Flies reared from individual hawthorn trees on a microgeographic scale do not represent a homogeneous population. There are a number of significant differences in allele frequency among flies from trees easily close enough for dispersal to be effective. The patterns of differentiation do not appear to be explained by genetic drift. Rather, variable selection is likely to be the cause of the heterogeneity.
The apple maggot has been proposed as an organism likely to fulfill the requirements to undergo sympatric speciation via host race formation. Fly populations infest sympatrically-growing hawthorns, apples, and sour cherries, each of which is available to the fly at a different time of year. However, direct evidence for any genetic differentiation among fly populations from these different host plants has been lacking. Apple maggots reared from sympatric hawthorn and apple trees do display consistent differences in allele frequencies at five sites in Urbana, Illinois.
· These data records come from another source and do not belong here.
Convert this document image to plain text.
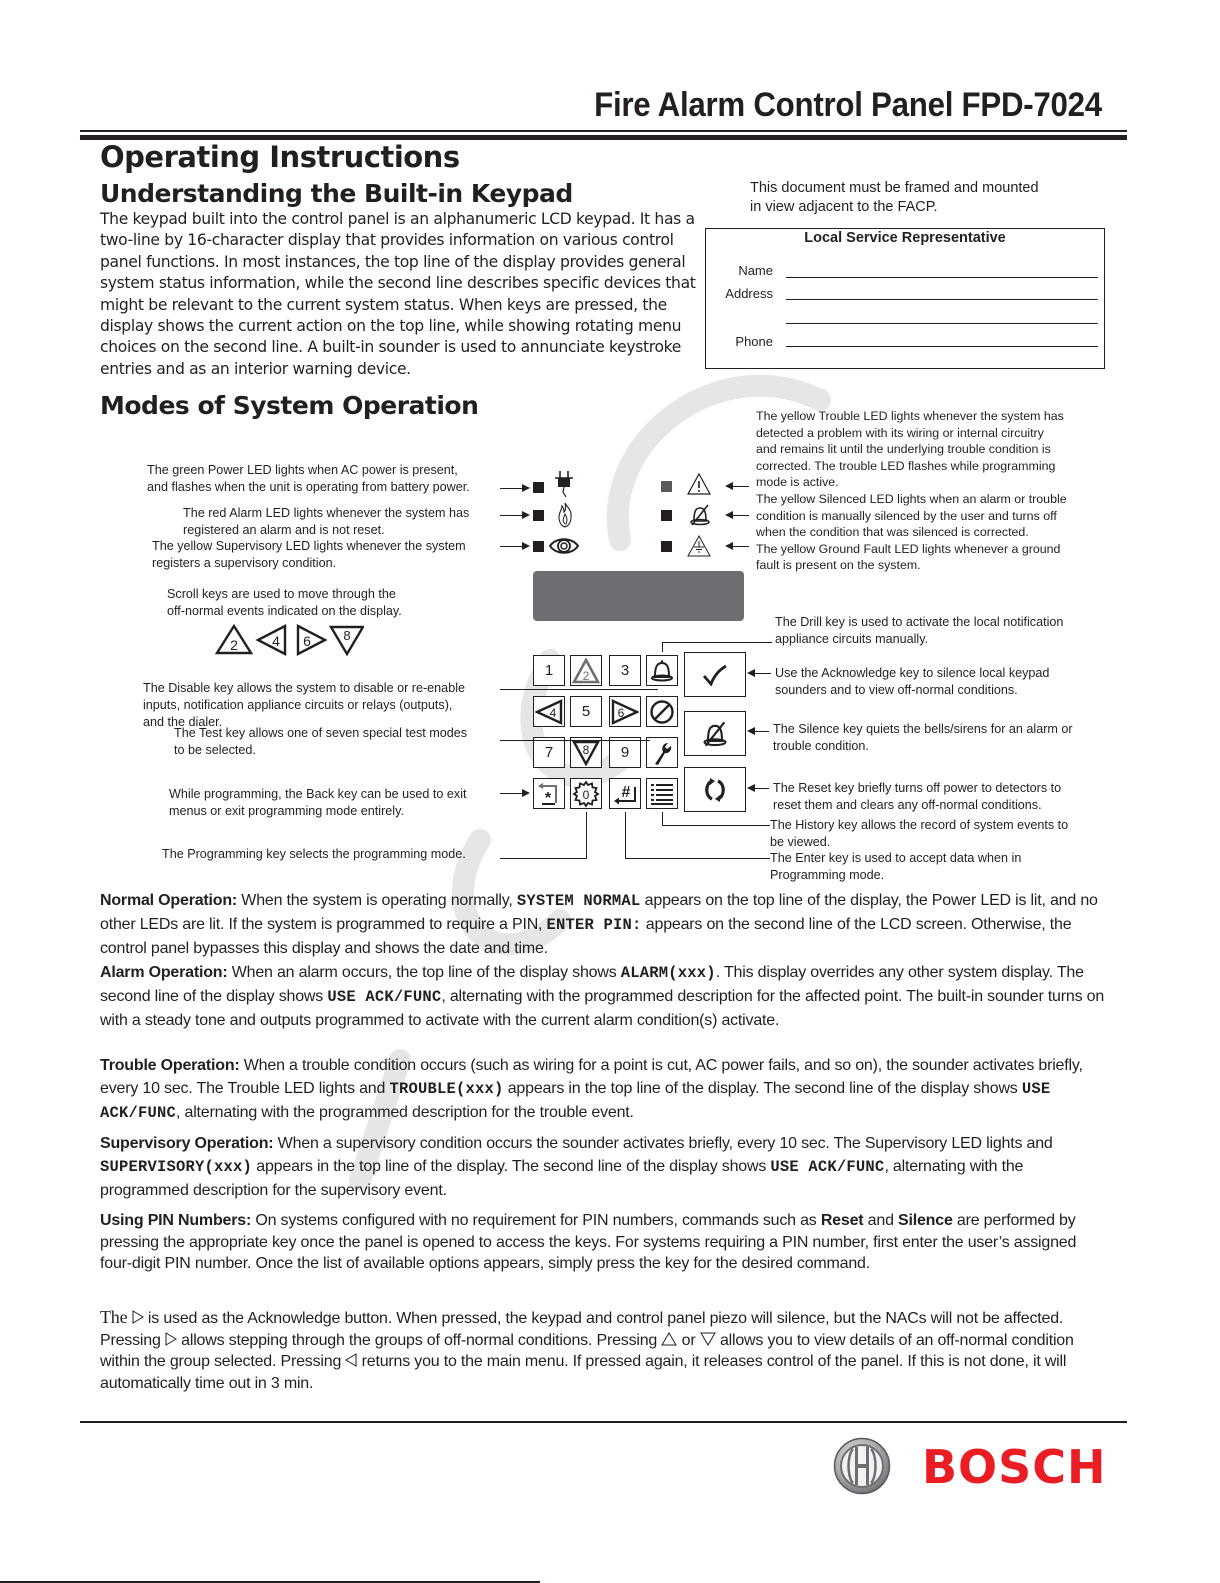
Fire Alarm Control Panel FPD-7024
Operating Instructions
Understanding the Built-in Keypad
The keypad built into the control panel is an alphanumeric LCD keypad. It has a two-line by 16-character display that provides information on various control panel functions. In most instances, the top line of the display provides general system status information, while the second line describes specific devices that might be relevant to the current system status. When keys are pressed, the display shows the current action on the top line, while showing rotating menu choices on the second line. A built-in sounder is used to annunciate keystroke entries and as an interior warning device.
This document must be framed and mounted
in view adjacent to the FACP.
Local Service Representative
Name
Address
Phone
Modes of System Operation
The green Power LED lights when AC power is present,
and flashes when the unit is operating from battery power.
The red Alarm LED lights whenever the system has
registered an alarm and is not reset.
The yellow Supervisory LED lights whenever the system
registers a supervisory condition.
The yellow Trouble LED lights whenever the system has
detected a problem with its wiring or internal circuitry
and remains lit until the underlying trouble condition is
corrected. The trouble LED flashes while programming
mode is active.
The yellow Silenced LED lights when an alarm or trouble
condition is manually silenced by the user and turns off
when the condition that was silenced is corrected.
The yellow Ground Fault LED lights whenever a ground
fault is present on the system.
Scroll keys are used to move through the
off-normal events indicated on the display.
2 4 6 8
1 2 3
4 5 6
7 8 9
*	0 #
The Disable key allows the system to disable or re-enable
inputs, notification appliance circuits or relays (outputs),
and the dialer.
The Test key allows one of seven special test modes
to be selected.
While programming, the Back key can be used to exit
menus or exit programming mode entirely.
The Programming key selects the programming mode.
The Drill key is used to activate the local notification
appliance circuits manually.
Use the Acknowledge key to silence local keypad
sounders and to view off-normal conditions.
The Silence key quiets the bells/sirens for an alarm or
trouble condition.
The Reset key briefly turns off power to detectors to
reset them and clears any off-normal conditions.
The History key allows the record of system events to
be viewed.
The Enter key is used to accept data when in
Programming mode.

Normal Operation: When the system is operating normally, SYSTEM NORMAL appears on the top line of the display, the Power LED is lit, and no other LEDs are lit. If the system is programmed to require a PIN, ENTER PIN: appears on the second line of the LCD screen. Otherwise, the control panel bypasses this display and shows the date and time.

Alarm Operation: When an alarm occurs, the top line of the display shows ALARM(xxx). This display overrides any other system display. The second line of the display shows USE ACK/FUNC, alternating with the programmed description for the affected point. The built-in sounder turns on with a steady tone and outputs programmed to activate with the current alarm condition(s) activate.

Trouble Operation: When a trouble condition occurs (such as wiring for a point is cut, AC power fails, and so on), the sounder activates briefly, every 10 sec. The Trouble LED lights and TROUBLE(xxx) appears in the top line of the display. The second line of the display shows USE ACK/FUNC, alternating with the programmed description for the trouble event.

Supervisory Operation: When a supervisory condition occurs the sounder activates briefly, every 10 sec. The Supervisory LED lights and SUPERVISORY(xxx) appears in the top line of the display. The second line of the display shows USE ACK/FUNC, alternating with the programmed description for the supervisory event.

Using PIN Numbers: On systems configured with no requirement for PIN numbers, commands such as Reset and Silence are performed by pressing the appropriate key once the panel is opened to access the keys. For systems requiring a PIN number, first enter the user’s assigned four-digit PIN number. Once the list of available options appears, simply press the key for the desired command.

The  is used as the Acknowledge button. When pressed, the keypad and control panel piezo will silence, but the NACs will not be affected. Pressing  allows stepping through the groups of off-normal conditions. Pressing  or  allows you to view details of an off-normal condition within the group selected. Pressing  returns you to the main menu. If pressed again, it releases control of the panel. If this is not done, it will automatically time out in 3 min.

BOSCH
Flies from western populations exhibit reduced levels of genetic variability compared to flies from the eastern (native) range. This reduction of variability is more pronounced in Utah and Colorado than in the Pacific Northwest. Also, populations in Utah-Colorado are much more different from one another than are populations across the eastern United States. Apple maggots in the Pacific Northwest appear to be hybridizing with a sibling species, R. zephyria, which is native to that region. These genetic observations are all consistent with the predicted effects of one or more colonization events from the eastern to the western United States.